System Design Interview Checklist
Eight categories that must be addressed in every system design interview. Use this as a pre-interview audit to identify gaps, not a during-interview crutch.
How to Use This Checklist
This is a preparation audit tool, not a during-interview script. Run through it the night before. Any category where you can't speak fluently for 3 minutes is a gap you need to close.
The 8 categories below map to the phases where system design interviews most commonly expose weaknesses. They are not exhaustive. They are the minimum.
1. Requirements and Scope
Can you do this in 5 minutes or less?
- Identify 3–5 functional requirements without over-specifying
- Establish read/write ratio and dominant traffic pattern
- Confirm consistency requirement: strong, eventual, or read-your-writes
- Confirm availability target: 99.9% (8.7h downtime/year) vs 99.99% (52m/year)
- Identify the primary user action that drives load
Gap signal: You're still asking clarifying questions at minute 8.
2. Capacity Estimation
Can you produce a defensible number in under 3 minutes?
- QPS: DAU × actions/day ÷ 86,400
- Storage: write QPS × payload size × retention period
- Bandwidth: peak read QPS × payload size
- Know your units: 1M users × 1 req/day = ~12 req/sec; 100M users = ~1,200 req/sec
- Know when horizontal scale is required: single server handles ~50k req/sec for typical CRUD
Gap signal: You skip estimation and go straight to components. Every interviewer notices.
3. Data Model and Storage
Can you justify your storage choice?
- SQL vs NoSQL: know the decision criteria (ACID vs scalability, structured vs document)
- Primary key design: how you'll query the data drives the key
- Sharding strategy: horizontal (by user_id, by hash), vertical (by feature)
- Know when to use a separate cache vs in-DB caching
- Know when NoSQL falls short: multi-entity transactions, complex joins
Gap signal: "I'll use a database" without specifying what kind or why.
4. API Design
Can you spec the core endpoints in 2 minutes?
- REST vs GraphQL vs gRPC: know when each applies (REST: public APIs; gRPC: internal high-throughput; GraphQL: flexible client queries)

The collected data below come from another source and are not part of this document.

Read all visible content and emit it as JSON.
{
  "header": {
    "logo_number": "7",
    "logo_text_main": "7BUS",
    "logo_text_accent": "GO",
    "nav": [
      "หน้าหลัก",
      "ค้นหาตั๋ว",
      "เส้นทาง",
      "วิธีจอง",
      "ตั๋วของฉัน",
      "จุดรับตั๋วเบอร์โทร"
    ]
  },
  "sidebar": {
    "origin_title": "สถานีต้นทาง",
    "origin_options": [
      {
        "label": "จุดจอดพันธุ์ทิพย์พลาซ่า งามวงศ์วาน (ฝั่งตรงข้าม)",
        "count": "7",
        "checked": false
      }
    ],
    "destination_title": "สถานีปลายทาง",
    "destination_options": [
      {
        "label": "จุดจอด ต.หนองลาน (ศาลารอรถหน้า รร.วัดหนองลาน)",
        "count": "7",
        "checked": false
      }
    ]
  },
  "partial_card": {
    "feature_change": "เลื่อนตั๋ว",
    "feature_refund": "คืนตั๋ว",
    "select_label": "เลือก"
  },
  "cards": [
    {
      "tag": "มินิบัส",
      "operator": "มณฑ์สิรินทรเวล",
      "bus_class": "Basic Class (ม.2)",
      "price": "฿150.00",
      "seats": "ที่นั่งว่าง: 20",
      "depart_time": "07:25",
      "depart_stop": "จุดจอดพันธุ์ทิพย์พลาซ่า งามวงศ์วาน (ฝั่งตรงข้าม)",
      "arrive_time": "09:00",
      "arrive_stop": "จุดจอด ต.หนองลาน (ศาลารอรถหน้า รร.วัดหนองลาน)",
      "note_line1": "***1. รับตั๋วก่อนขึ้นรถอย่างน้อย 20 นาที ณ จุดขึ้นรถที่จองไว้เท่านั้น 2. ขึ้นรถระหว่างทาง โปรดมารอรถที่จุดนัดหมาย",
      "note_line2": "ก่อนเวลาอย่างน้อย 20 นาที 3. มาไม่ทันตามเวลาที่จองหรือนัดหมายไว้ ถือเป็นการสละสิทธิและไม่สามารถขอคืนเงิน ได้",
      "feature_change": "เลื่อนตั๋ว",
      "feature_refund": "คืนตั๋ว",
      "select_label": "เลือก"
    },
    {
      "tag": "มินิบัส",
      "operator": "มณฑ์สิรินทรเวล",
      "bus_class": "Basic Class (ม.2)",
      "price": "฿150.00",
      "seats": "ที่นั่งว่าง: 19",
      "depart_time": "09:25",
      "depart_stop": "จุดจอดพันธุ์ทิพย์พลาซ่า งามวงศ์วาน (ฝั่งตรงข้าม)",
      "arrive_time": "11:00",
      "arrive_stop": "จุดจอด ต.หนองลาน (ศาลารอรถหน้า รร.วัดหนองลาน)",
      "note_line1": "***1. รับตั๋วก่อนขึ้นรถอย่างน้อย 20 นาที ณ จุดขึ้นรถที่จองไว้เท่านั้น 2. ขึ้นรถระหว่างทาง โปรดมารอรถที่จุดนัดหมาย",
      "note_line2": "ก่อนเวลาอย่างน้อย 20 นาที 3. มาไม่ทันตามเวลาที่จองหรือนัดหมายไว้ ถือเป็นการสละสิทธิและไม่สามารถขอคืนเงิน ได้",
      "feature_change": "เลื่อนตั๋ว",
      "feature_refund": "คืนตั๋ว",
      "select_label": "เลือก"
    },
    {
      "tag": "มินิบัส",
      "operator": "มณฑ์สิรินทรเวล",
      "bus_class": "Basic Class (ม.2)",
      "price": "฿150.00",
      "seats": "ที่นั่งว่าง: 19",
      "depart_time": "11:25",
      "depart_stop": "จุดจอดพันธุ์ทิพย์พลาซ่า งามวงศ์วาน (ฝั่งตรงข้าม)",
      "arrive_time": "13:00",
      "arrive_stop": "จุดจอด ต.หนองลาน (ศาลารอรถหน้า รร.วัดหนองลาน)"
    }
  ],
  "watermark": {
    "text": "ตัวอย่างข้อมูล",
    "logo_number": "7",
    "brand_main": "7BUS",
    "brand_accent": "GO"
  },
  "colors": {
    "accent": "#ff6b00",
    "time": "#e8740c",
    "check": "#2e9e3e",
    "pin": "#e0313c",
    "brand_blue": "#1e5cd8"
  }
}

- Core CRUD endpoints with request/response shape
- Pagination: cursor-based vs offset-based (cursor for large/real-time datasets)
- Rate limiting: where it goes (API gateway, not application layer)
- Auth model: JWT, session, API key, and where it's validated
Gap signal: Designing endpoints without request/response shapes.
5. Scalability Patterns
Can you identify the bottleneck and name the fix?
- Read-heavy → read replicas, CDN, cache
- Write-heavy → write-behind cache, message queue, sharding
- Stateful services → sticky sessions or externalise state (Redis)
- Hot key problem in cache → consistent hashing, virtual nodes
- Database bottleneck → connection pooling, read replicas, CQRS
Gap signal: "Add more servers" without specifying where or why.
6. Reliability and Fault Tolerance
What breaks and how does the system recover?
- Single points of failure: identify and name the mitigation (replica, circuit breaker, fallback)
- Cascade failure: circuit breaker prevents one service failure from taking down all callers
- Data loss scenarios: what's the RPO (acceptable data loss) and RTO (acceptable downtime)
- Health check strategy: active (probe) vs passive (from real traffic), and what happens on failure
- Idempotency: write operations that can safely be retried
Gap signal: Designing the happy path and nothing else.
7. Consistency and Trade-offs
Can you name the consistency model and defend it?
- CAP theorem: which two of three does this system prioritise?
- Eventual consistency: acceptable lag, and what breaks if the lag is 5 minutes
- Strong consistency: when it's required (payments, inventory, auth)
- Read-your-writes: how to implement when data is replicated (sticky reads, write-through cache)
- Distributed transaction pattern: 2PC vs Saga. Know when each applies.
Gap signal: "We'll use eventual consistency" without explaining the failure scenario if that assumption breaks.
8. Observability
What metrics and alerts would you add?
- RED metrics: Rate (req/sec), Errors (error rate), Duration (P50/P95/P99 latency)
- Business metrics: the KPI the system exists to move
- Alerting thresholds: what triggers an on-call page (error rate >1%, P99 >500ms)
- Distributed tracing: where you'd add trace IDs for cross-service debugging
- Log strategy: what you'd log at each service boundary (request ID, user ID, latency)
Gap signal: No mention of observability. Interviewers at Staff+ level probe this directly.
Pre-Interview Audit
For each category above, rate yourself 1–3:
- 3: Can speak fluently for 3+ minutes with specific examples
- 2: Know the concepts, weak on specifics
- 1: Fuzzy. Need to review before the interview.
Any category rated 1 is a gap that needs 30–60 minutes of targeted review. Do not go into a loop with unresolved 1s.